Cour de cassation, civile, Chambre sociale, 24 septembre 2014, 13-14.970
Alerte des délégués du personnel : pas besoin de mandat pour agir en justice
Un délégué du personnel qui agit en justice dans le cadre de son droit d’alerte n’a pas besoin d’un mandat exprès des salariés concernés. Il doit seulement les avoir individuellement avisés de l’introduction de l’instance, à laquelle ils ne se sont pas opposés.
Une des missions des délégués du personnel est de veiller au respect des droits des personnes et des libertés individuelles dans l’entreprise. A ce titre, ils disposent d’un “droit d’alerte” leur permettant de tirer la sonnette d’alarme auprès de l’employeur, et si c’est encore insuffisant, de saisir le conseil des prud’hommes au nom des salariés concernés.
Mais des conditions sont à respecter pour agir en justice.
Cette atteinte peut notamment résulter de toute mesure discriminatoire en matière d’embauche, de rémunération, de formation, de reclassement, d’affectation, de classification, de qualification, de promotion professionnelle, de mutation, de renouvellement de contrat, de sanction ou de licenciement.
En l’espèce, une entreprise est accusée “d’atteintes graves aux personnes commises sur cinq salariés au cours d’un mouvement de grève”.

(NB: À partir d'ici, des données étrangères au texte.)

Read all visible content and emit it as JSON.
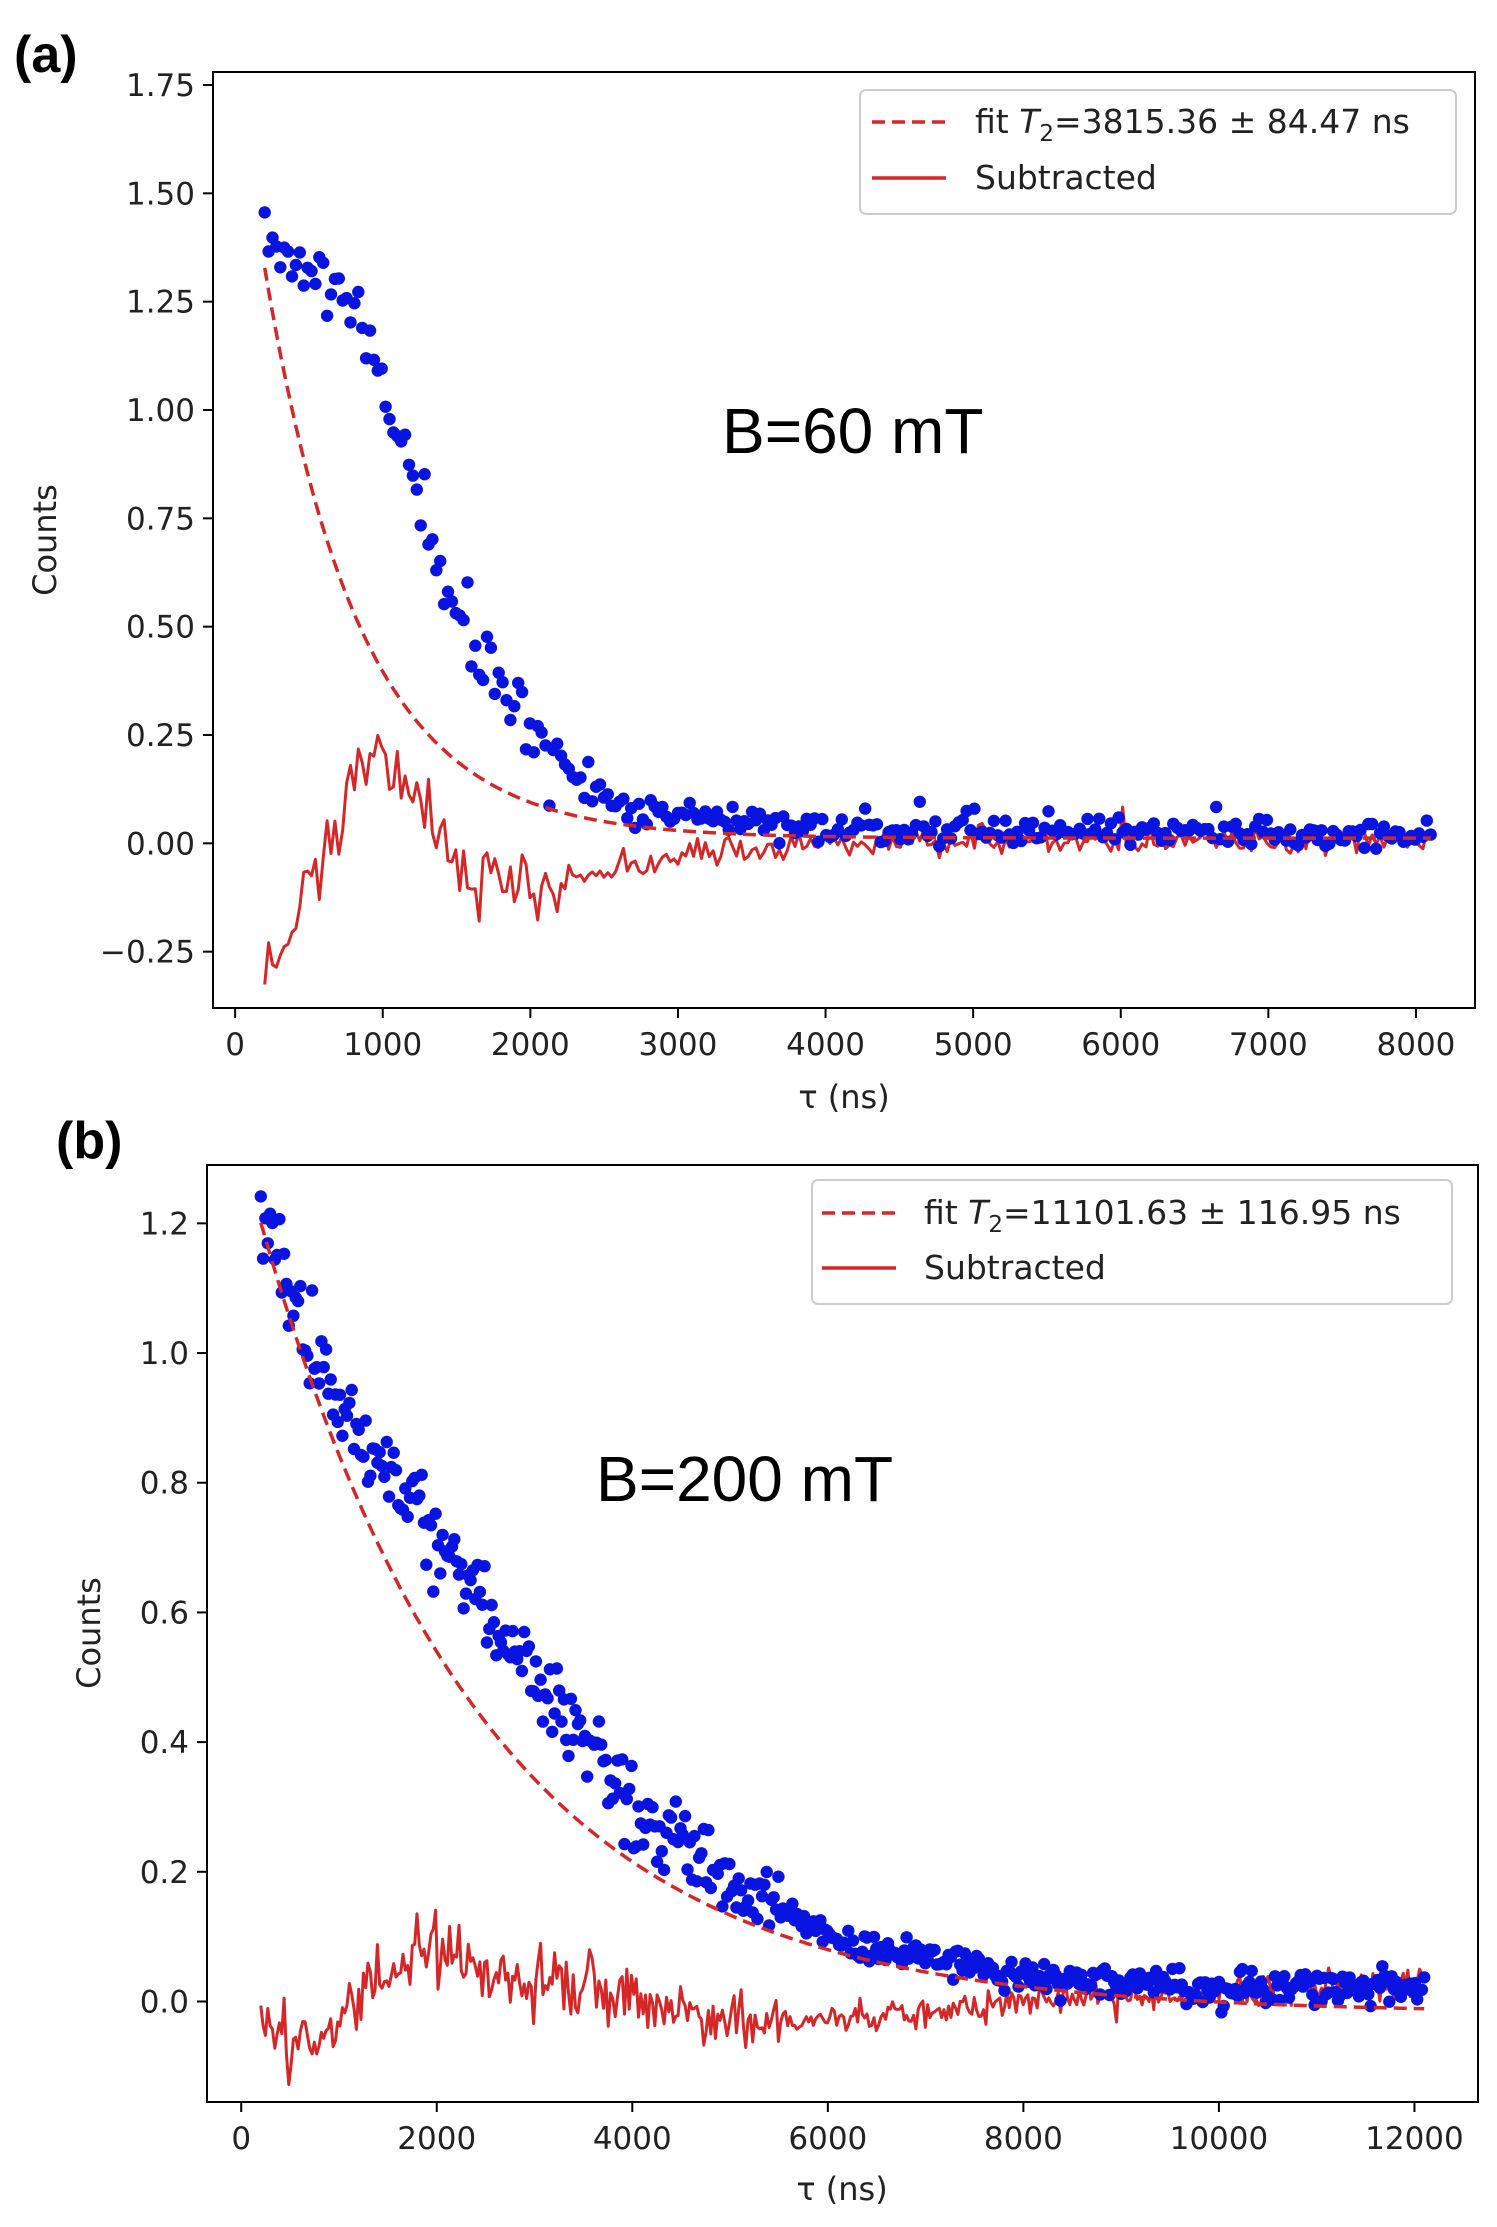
{
  "chart_data": [
    {
      "type": "scatter",
      "panel_label": "(a)",
      "annotation": "B=60 mT",
      "xlabel": "τ (ns)",
      "ylabel": "Counts",
      "xlim": [
        -150,
        8400
      ],
      "ylim": [
        -0.38,
        1.78
      ],
      "xticks": [
        0,
        1000,
        2000,
        3000,
        4000,
        5000,
        6000,
        7000,
        8000
      ],
      "xtick_labels": [
        "0",
        "1000",
        "2000",
        "3000",
        "4000",
        "5000",
        "6000",
        "7000",
        "8000"
      ],
      "yticks": [
        -0.25,
        0,
        0.25,
        0.5,
        0.75,
        1.0,
        1.25,
        1.5,
        1.75
      ],
      "ytick_labels": [
        "−0.25",
        "0.00",
        "0.25",
        "0.50",
        "0.75",
        "1.00",
        "1.25",
        "1.50",
        "1.75"
      ],
      "legend": {
        "position": "top-right",
        "fit_prefix": "fit ",
        "fit_symbol": "T",
        "fit_subscript": "2",
        "fit_value": "=3815.36 ± 84.47 ns",
        "subtracted_label": "Subtracted"
      },
      "series": [
        {
          "name": "data",
          "style": "blue dots",
          "color": "#0a14e0",
          "x_start": 200,
          "x_end": 8100,
          "n": 300,
          "values_summary": "decaying from ~1.40 at 200 ns to ~0.02 beyond 4000 ns; bump near 800-1200 ns",
          "key_points": [
            [
              200,
              1.4
            ],
            [
              400,
              1.36
            ],
            [
              800,
              1.2
            ],
            [
              1000,
              1.05
            ],
            [
              1200,
              0.85
            ],
            [
              1500,
              0.52
            ],
            [
              2000,
              0.25
            ],
            [
              2500,
              0.1
            ],
            [
              3000,
              0.06
            ],
            [
              4000,
              0.03
            ],
            [
              6000,
              0.03
            ],
            [
              8100,
              0.02
            ]
          ]
        },
        {
          "name": "fit",
          "style": "dashed red",
          "color": "#d62728",
          "model": "A*exp(-t/T2)+C",
          "A": 1.79,
          "T2": 3815.36,
          "decay_ns": 650,
          "C": 0.012,
          "x_start": 200,
          "x_end": 8100
        },
        {
          "name": "Subtracted",
          "style": "solid red",
          "color": "#d62728",
          "x_start": 200,
          "x_end": 8100,
          "n": 300,
          "key_points": [
            [
              200,
              -0.29
            ],
            [
              500,
              -0.1
            ],
            [
              900,
              0.22
            ],
            [
              1200,
              0.1
            ],
            [
              1600,
              -0.08
            ],
            [
              2000,
              -0.1
            ],
            [
              2500,
              -0.07
            ],
            [
              3000,
              -0.03
            ],
            [
              4000,
              0.0
            ],
            [
              6000,
              0.01
            ],
            [
              8100,
              0.01
            ]
          ]
        }
      ]
    },
    {
      "type": "scatter",
      "panel_label": "(b)",
      "annotation": "B=200 mT",
      "xlabel": "τ (ns)",
      "ylabel": "Counts",
      "xlim": [
        -350,
        12650
      ],
      "ylim": [
        -0.155,
        1.29
      ],
      "xticks": [
        0,
        2000,
        4000,
        6000,
        8000,
        10000,
        12000
      ],
      "xtick_labels": [
        "0",
        "2000",
        "4000",
        "6000",
        "8000",
        "10000",
        "12000"
      ],
      "yticks": [
        0.0,
        0.2,
        0.4,
        0.6,
        0.8,
        1.0,
        1.2
      ],
      "ytick_labels": [
        "0.0",
        "0.2",
        "0.4",
        "0.6",
        "0.8",
        "1.0",
        "1.2"
      ],
      "legend": {
        "position": "top-right",
        "fit_prefix": "fit ",
        "fit_symbol": "T",
        "fit_subscript": "2",
        "fit_value": "=11101.63 ± 116.95 ns",
        "subtracted_label": "Subtracted"
      },
      "series": [
        {
          "name": "data",
          "style": "blue dots",
          "color": "#0a14e0",
          "x_start": 200,
          "x_end": 12100,
          "n": 500,
          "values_summary": "decaying from ~1.21 at 200 ns to ~0.02 beyond 9000 ns",
          "key_points": [
            [
              200,
              1.21
            ],
            [
              1000,
              0.92
            ],
            [
              2000,
              0.72
            ],
            [
              3000,
              0.5
            ],
            [
              4000,
              0.3
            ],
            [
              5000,
              0.18
            ],
            [
              6000,
              0.1
            ],
            [
              8000,
              0.04
            ],
            [
              10000,
              0.02
            ],
            [
              12100,
              0.02
            ]
          ]
        },
        {
          "name": "fit",
          "style": "dashed red",
          "color": "#d62728",
          "model": "A*exp(-t/T2)+C",
          "A": 1.33,
          "T2": 11101.63,
          "decay_ns": 2300,
          "C": -0.018,
          "x_start": 200,
          "x_end": 12100
        },
        {
          "name": "Subtracted",
          "style": "solid red",
          "color": "#d62728",
          "x_start": 200,
          "x_end": 12100,
          "n": 500,
          "key_points": [
            [
              200,
              -0.02
            ],
            [
              700,
              -0.08
            ],
            [
              1200,
              0.02
            ],
            [
              1800,
              0.08
            ],
            [
              2500,
              0.05
            ],
            [
              3500,
              0.02
            ],
            [
              4500,
              -0.02
            ],
            [
              6000,
              -0.03
            ],
            [
              8000,
              0.0
            ],
            [
              10000,
              0.02
            ],
            [
              12100,
              0.03
            ]
          ]
        }
      ]
    }
  ]
}
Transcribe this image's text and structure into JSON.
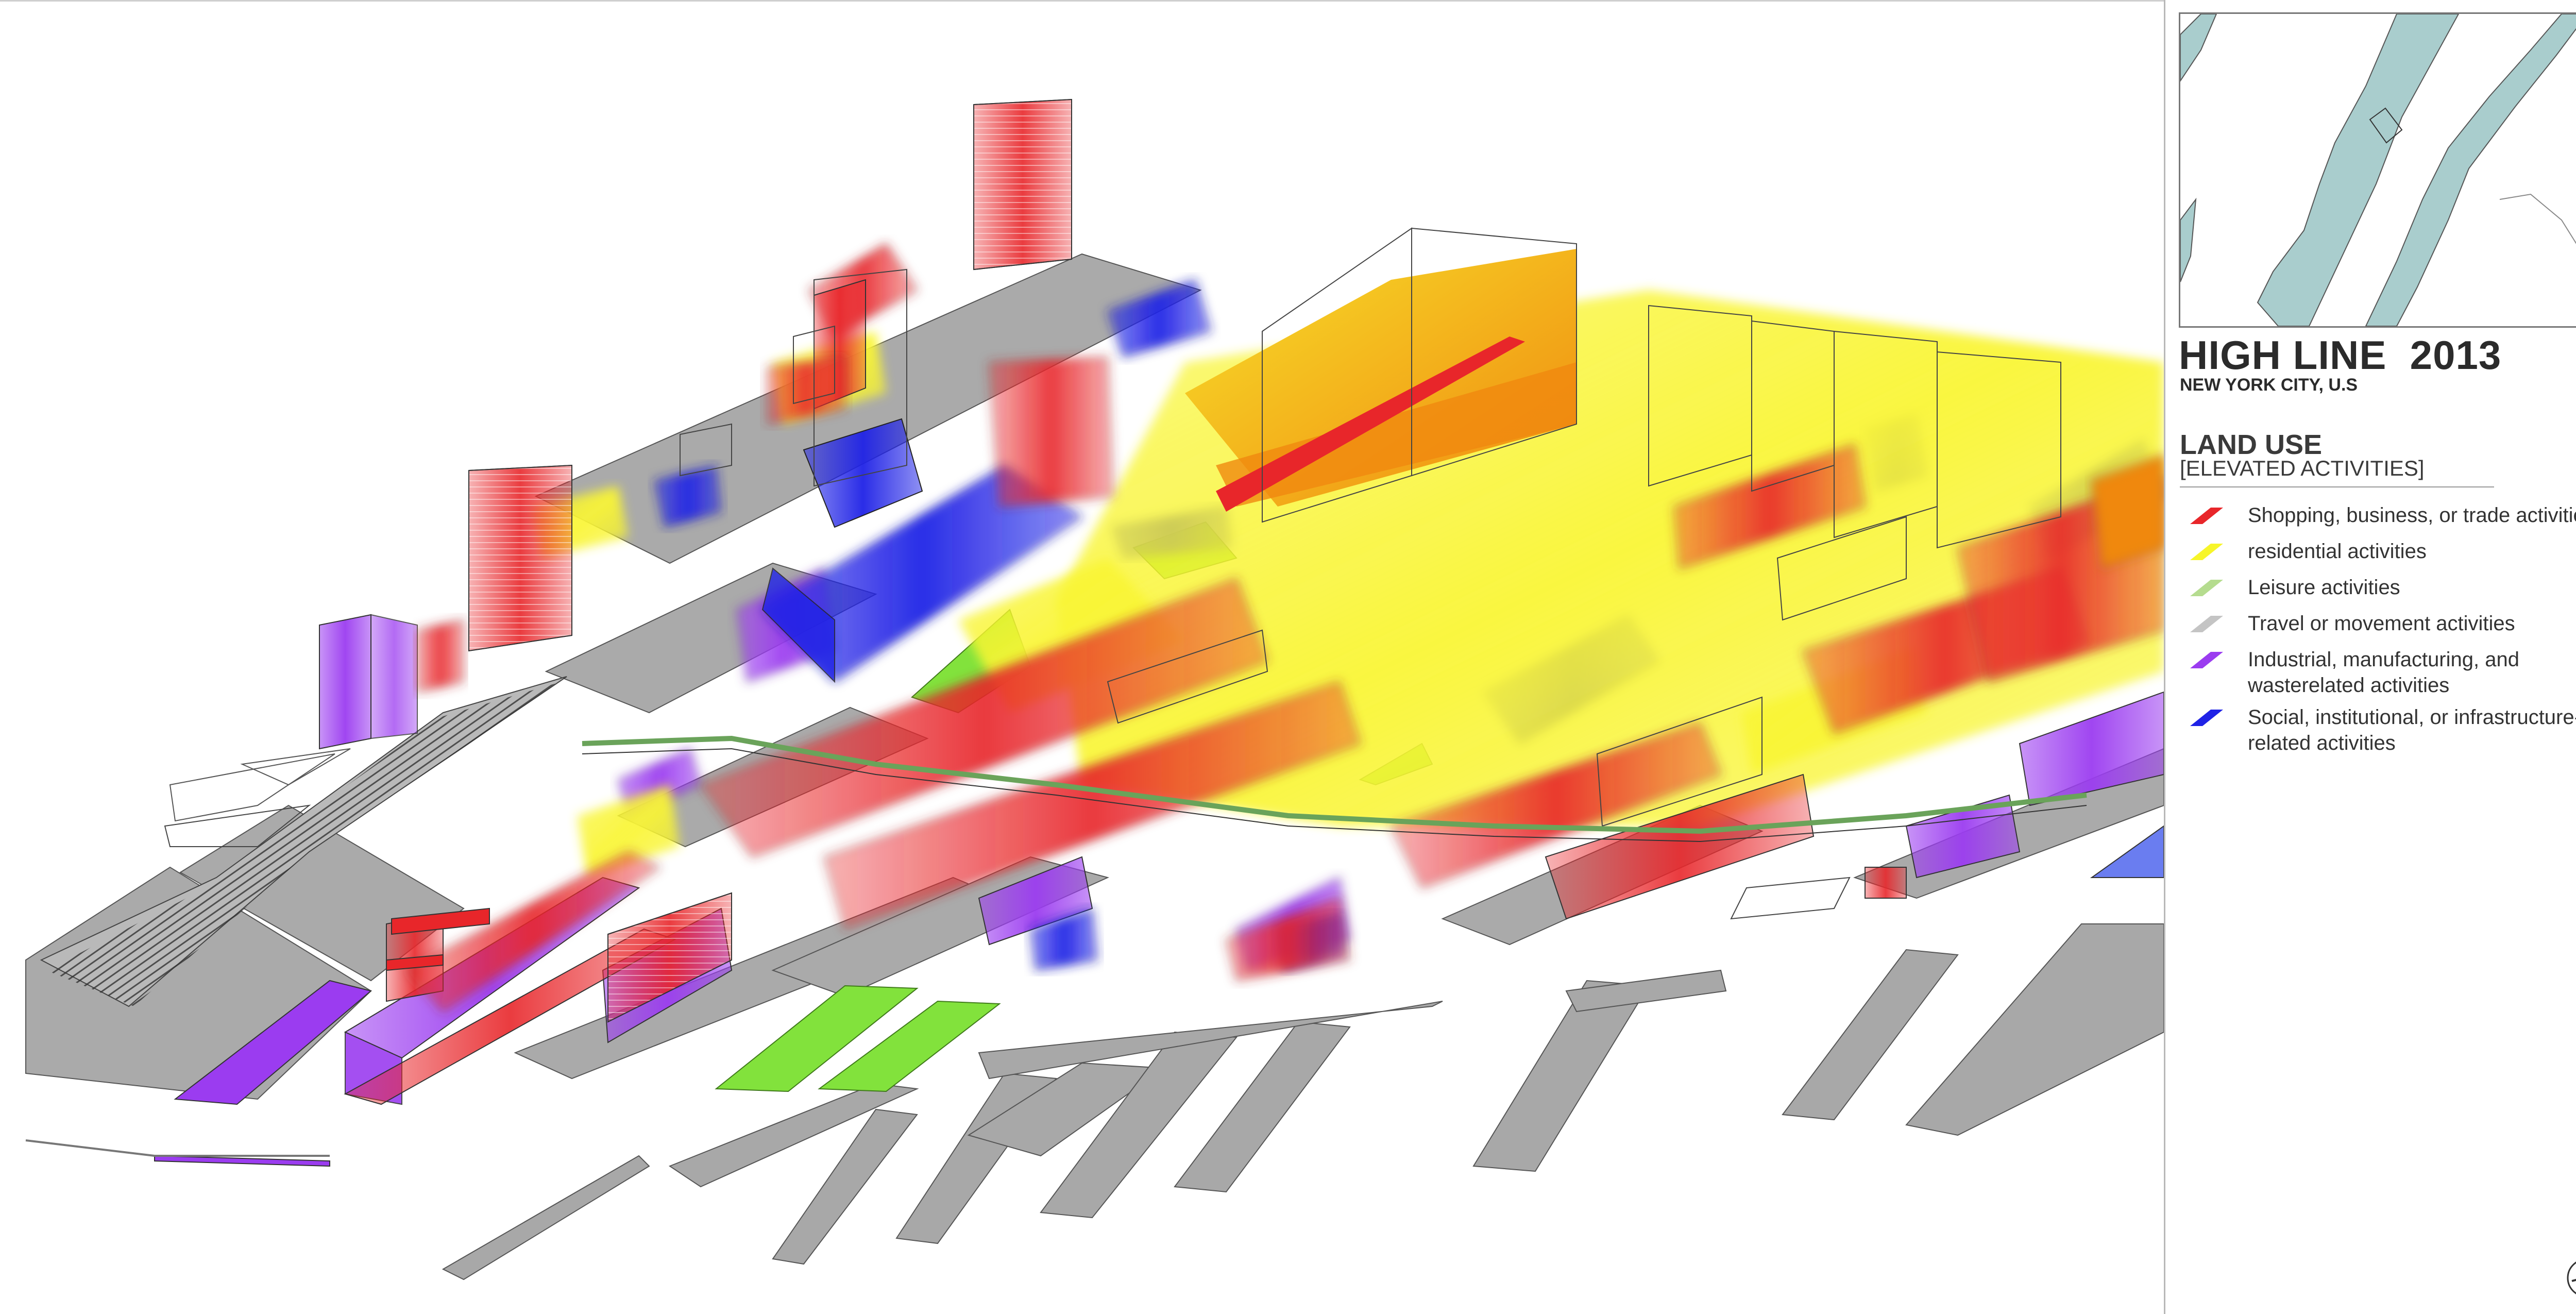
{
  "title": "HIGH LINE  2013",
  "subtitle": "NEW YORK CITY, U.S",
  "section": {
    "title": "LAND USE",
    "subtitle": "[ELEVATED ACTIVITIES]"
  },
  "legend": [
    {
      "key": "commercial",
      "label": "Shopping, business, or trade activities",
      "color": "#e8262a"
    },
    {
      "key": "residential",
      "label": "residential activities",
      "color": "#f7f52a"
    },
    {
      "key": "leisure",
      "label": "Leisure activities",
      "color": "#b5dc8f"
    },
    {
      "key": "travel",
      "label": "Travel or movement activities",
      "color": "#c4c4c4"
    },
    {
      "key": "industrial",
      "label": "Industrial, manufacturing, and wasterelated activities",
      "color": "#9b3cf0"
    },
    {
      "key": "social",
      "label": "Social, institutional, or infrastructure-related activities",
      "color": "#1f22e6"
    }
  ],
  "colors": {
    "ground": "#aaaaaa",
    "water": "#a9cdcd",
    "highline": "#6aa35a",
    "park": "#82e23c",
    "orange": "#f39a1a"
  },
  "icons": {
    "compass": "north-arrow-icon"
  }
}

Un délégué du personnel saisit le conseil de prud’hommes afin qu’il ordonne une enquête et que soient prises les mesures propres à faire cesser ces atteintes sur le fondement de l’article L. 2313-2 du code du travail relatif à ce droit d’alerte.
Sa demande est déclarée irrecevable au motif qu’il ne peut produire de mandat d’agir en justice de la part des cinq salariés concernés.
Alors le délégué du personnel persiste et déclare qu’il n’agit pas en tant que représentant syndical de ces salariés sur le fondement de l’article R. 1453-2 du code du travail, ce qui impliquerait la production d’un pouvoir, mais en tant que délégué du personnel sur le fondement spécifique du droit d’alerte.
La Cour de cassation donne raison au délégué du personnel : en effet, l’article L. 2313-2 du code du travail n’exige pas un tel mandat exprès, mais seulement d’aviser individuellement par écrit les salariés concernés de l’introduction de l’instance, et que ces salariés ne s’y soient pas opposés.
L’action en justice est donc bien recevable.
On peut également remarquer autre point intéressant : le délégué du personnel avait introduit un premier recours devant le conseil de prud’hommes après avoir informé individuellement par écrit chaque salarié concerné. Cette demande est déclarée irrecevable par le juge, et le délégué du personnel saisit à nouveau la juridiction prud’homale aux mêmes fins un mois plus tard, l’atteinte n’ayant pas cessé. Il n’informe toutefois pas les salariés de cette dernière procédure engagée. Peu importe tranche la Cour de cassation, la demande reste recevable.